Consider the experience of a successful advisory group whose principals were being courted by a regional firm. Despite several otherwise cordial and productive meetings, the group's requests to see the firm's back office were ignored. When the group insisted any agreement was contingent upon a tour of the support facilities, the firm's executives reluctantly agreed, revealing the reason for the hesitancy. The back office consisted of four people mercilessly crammed into a small room amidst a stack of storage boxes. The search for a new firm continued.

One measure of an organization's commitment to home office service is the ratio of staff to advisors. While a deep and talented staff is important, head count is not always an accurate barometer of that commitment. Some firms have been known to manipulate the numbers so that they are represented in their best light by counting every possible body, including "assistants to assistants."

Today, one could reasonably conclude that technology has surpassed headcount as the defining metric of a firm's commitment relative to back office service.  Fast-moving markets, enhanced reporting requirements, and a host of new products and regulations render technology vital. While all firms of size have similar tools, the deployment and reliance upon technology requires financial services industry expertise and training. That's often where the differences lie.    

Finra evidently considers back room functions important as well. In a groundbreaking move, Finra recently floated a proposed back office registration requirement, RN 10-25. While awaiting a final resolution, advisors might inquire as to the licensing and educational qualifications required internally of a firm's home office personnel. One indication of a commitment to service would be an internal policy of having all back office staff hold both 7 and 24 licenses as an internal best practice.

Transitioning advisors rarely inquire about a firm's culture. A top-down phenomenon defined by those at the executive level, organizational culture usually reflects their collective backgrounds. A firm managed by former consultants or executives from outside the financial services industry may not provide the empathetic environment a transitioning advisor seeks.
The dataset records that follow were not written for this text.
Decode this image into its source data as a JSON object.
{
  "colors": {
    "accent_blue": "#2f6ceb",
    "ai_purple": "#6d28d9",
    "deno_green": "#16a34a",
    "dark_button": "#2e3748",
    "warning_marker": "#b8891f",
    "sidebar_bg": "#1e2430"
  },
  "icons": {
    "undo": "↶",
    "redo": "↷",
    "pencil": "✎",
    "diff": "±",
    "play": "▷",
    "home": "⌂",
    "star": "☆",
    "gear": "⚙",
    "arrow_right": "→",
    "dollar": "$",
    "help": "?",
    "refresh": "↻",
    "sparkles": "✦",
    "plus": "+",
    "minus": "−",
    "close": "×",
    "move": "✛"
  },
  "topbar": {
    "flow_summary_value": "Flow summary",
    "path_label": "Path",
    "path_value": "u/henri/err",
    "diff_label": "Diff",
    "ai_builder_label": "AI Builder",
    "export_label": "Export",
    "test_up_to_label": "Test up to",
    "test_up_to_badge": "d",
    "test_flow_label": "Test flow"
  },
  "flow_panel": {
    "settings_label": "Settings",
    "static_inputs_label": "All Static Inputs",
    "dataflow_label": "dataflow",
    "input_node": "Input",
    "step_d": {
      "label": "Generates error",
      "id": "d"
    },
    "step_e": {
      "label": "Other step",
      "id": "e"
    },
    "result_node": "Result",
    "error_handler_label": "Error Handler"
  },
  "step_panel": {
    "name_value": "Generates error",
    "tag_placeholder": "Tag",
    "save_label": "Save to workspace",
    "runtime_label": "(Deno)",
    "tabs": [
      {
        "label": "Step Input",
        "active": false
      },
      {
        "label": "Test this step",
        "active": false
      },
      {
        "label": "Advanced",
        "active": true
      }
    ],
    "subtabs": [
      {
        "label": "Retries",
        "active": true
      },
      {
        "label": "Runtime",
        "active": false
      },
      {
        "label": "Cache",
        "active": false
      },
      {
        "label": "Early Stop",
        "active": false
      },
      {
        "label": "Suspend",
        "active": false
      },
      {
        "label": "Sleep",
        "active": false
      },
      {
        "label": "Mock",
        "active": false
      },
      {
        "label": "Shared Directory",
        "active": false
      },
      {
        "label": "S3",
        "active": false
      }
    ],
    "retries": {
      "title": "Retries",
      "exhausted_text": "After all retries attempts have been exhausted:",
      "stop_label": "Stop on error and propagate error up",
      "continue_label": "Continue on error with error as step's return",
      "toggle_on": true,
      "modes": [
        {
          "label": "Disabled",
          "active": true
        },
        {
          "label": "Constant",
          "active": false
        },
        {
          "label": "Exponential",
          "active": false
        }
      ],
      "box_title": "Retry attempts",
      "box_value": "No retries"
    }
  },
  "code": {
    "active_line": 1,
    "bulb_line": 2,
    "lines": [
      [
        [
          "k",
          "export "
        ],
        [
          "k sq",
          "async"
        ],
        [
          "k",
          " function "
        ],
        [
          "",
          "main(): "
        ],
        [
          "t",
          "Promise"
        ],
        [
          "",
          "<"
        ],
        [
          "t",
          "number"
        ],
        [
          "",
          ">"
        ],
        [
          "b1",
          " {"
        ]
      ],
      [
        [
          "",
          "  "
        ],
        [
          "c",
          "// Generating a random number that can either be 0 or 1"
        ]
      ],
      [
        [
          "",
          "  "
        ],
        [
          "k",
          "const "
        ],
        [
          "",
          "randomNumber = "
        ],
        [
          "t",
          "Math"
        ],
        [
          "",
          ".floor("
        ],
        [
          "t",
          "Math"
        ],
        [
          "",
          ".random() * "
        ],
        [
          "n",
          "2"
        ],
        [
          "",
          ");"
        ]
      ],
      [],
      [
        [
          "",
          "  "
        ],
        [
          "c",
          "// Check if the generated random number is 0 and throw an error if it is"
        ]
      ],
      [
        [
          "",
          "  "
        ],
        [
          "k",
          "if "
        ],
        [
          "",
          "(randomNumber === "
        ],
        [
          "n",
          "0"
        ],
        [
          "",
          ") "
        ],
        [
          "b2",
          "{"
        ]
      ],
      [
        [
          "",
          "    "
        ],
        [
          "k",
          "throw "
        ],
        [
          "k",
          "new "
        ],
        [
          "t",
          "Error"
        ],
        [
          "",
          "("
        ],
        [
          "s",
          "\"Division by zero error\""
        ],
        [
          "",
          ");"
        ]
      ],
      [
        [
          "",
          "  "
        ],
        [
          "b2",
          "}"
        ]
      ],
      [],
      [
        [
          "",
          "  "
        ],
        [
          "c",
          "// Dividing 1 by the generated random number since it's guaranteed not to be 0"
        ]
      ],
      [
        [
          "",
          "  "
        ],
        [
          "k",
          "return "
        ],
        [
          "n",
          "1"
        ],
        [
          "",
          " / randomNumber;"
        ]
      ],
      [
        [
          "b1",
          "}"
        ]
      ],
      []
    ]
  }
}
A review of executive management is no substitute for an in-person visit to the firm's home office however. Viewing the physical facility will go a long way towards an accurate appraisal of the support issue. Does it appear to be a pleasant work environment? Is the back office clean and spacious or dingy and cramped? Are the files organized or are boxes haphazardly stacked up along the walls? Do staff personnel have to wade through piles of paper to find a new account form or stock certificate? Cleanliness and efficiency go hand in hand. Finally, do the people in the back office seem happy? A pleasant work environment could be a favorable harbinger of a good culture.